Here are some examples of what clinical adoption dashboards provide:

  • Overall adoption indicators displaying the percentage of the clinical record completed by different users and across all episodes, as well as episode and patient counts.
  • Specialized transactional dashboards for each main clinical area, including diagnosis, observations, questionnaires, orders, allergies, alerts, patient history, problems, clinical notes, clinical summaries, and annotated images.
  • User login dashboards showing trends over time including all the different system areas that the user has accessed.

Because the dashboards use the capabilities of an underlying health informatics platform, customers can apply filters and develop metrics to help them learn much more about their EMR system’s usage. They can also drill down into the dashboard graphs to see the actual usage data behind them. The data – with patient and financial identifiers removed for security and privacy – is extracted to an offline server, so the performance of the EMR is not affected.

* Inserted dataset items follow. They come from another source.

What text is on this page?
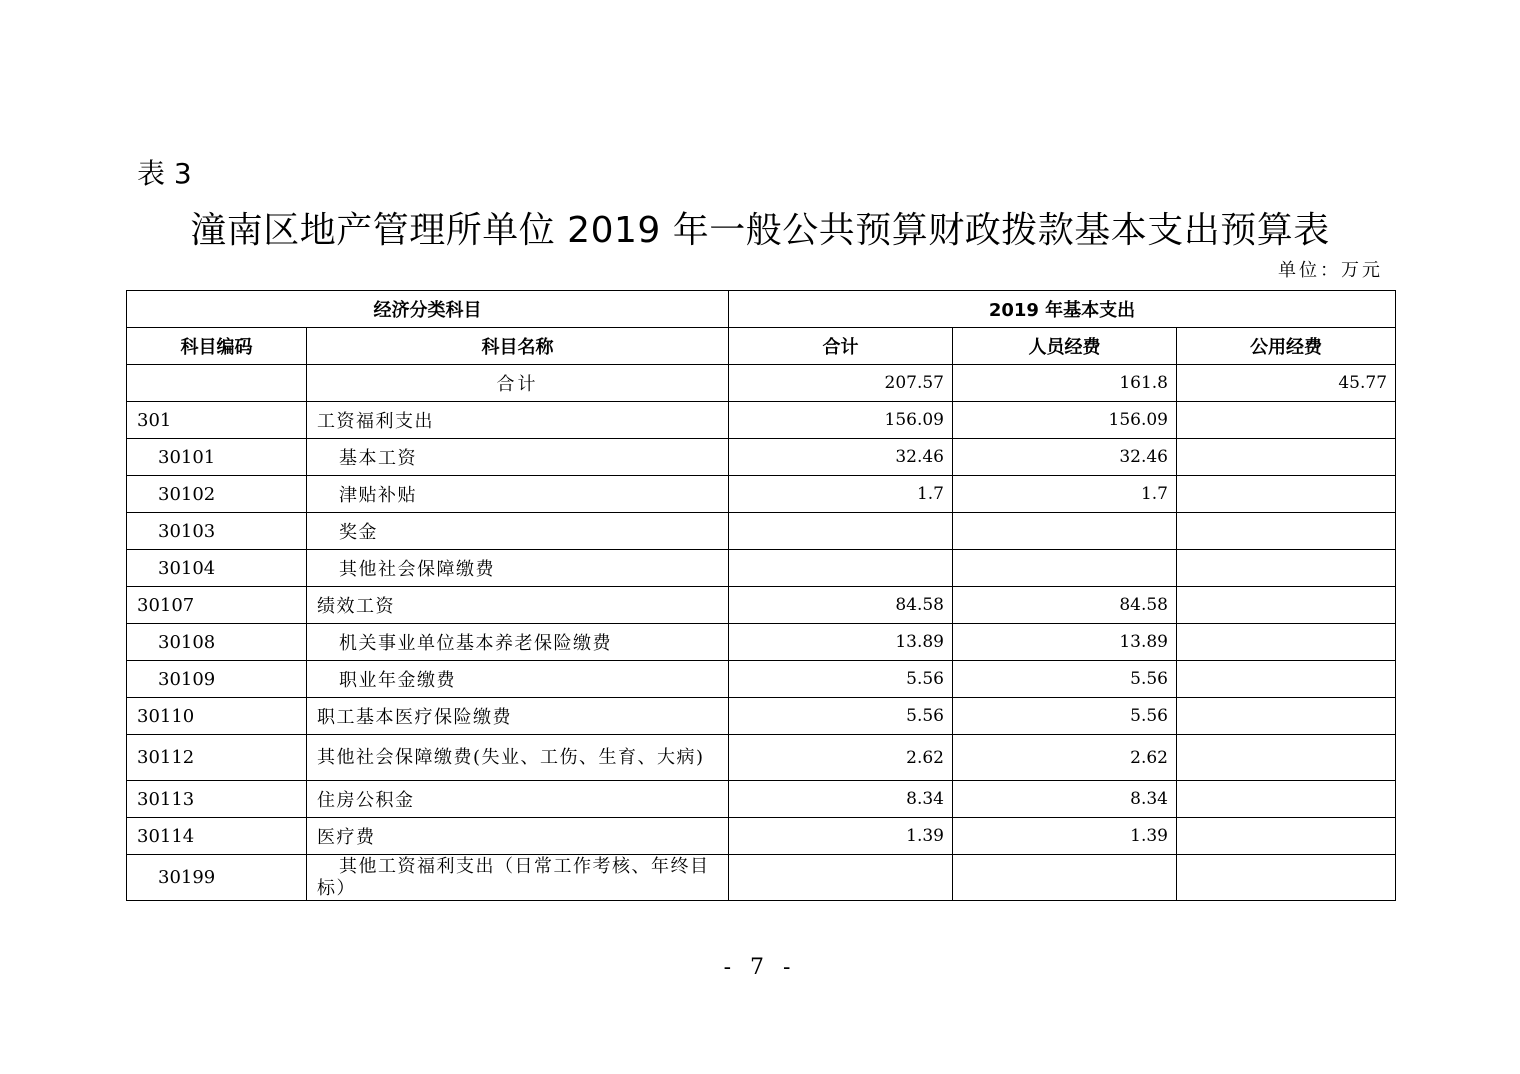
表 3
潼南区地产管理所单位 2019 年一般公共预算财政拨款基本支出预算表
单位：万元
经济分类科目		2019 年基本支出		
科目编码	科目名称	合计	人员经费	公用经费
	合计	207.57	161.8	45.77
301	工资福利支出	156.09	156.09	
30101	基本工资	32.46	32.46	
30102	津贴补贴	1.7	1.7	
30103	奖金			
30104	其他社会保障缴费			
30107	绩效工资	84.58	84.58	
30108	机关事业单位基本养老保险缴费	13.89	13.89	
30109	职业年金缴费	5.56	5.56	
30110	职工基本医疗保险缴费	5.56	5.56	
30112	其他社会保障缴费(失业、工伤、生育、大病)	2.62	2.62	
30113	住房公积金	8.34	8.34	
30114	医疗费	1.39	1.39	
30199	其他工资福利支出（日常工作考核、年终目标）			
- 7 -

The dashboards provide a quantitative analysis of EMR usage, which can be complemented by an online survey in which end users provide the qualitative information. Combining the information coming from the dashboards along with the information from the surveys, we are able to get a very good understanding of the issues that may be hindering clinical adoption.

Because the adoption dashboards and online surveys are free of charge, there’s no barrier to using them. There may be some differences between achieving high EMR adoption and community immunity against infectious diseases. But one thing they definitely have in common is the need to take a data-driven approach.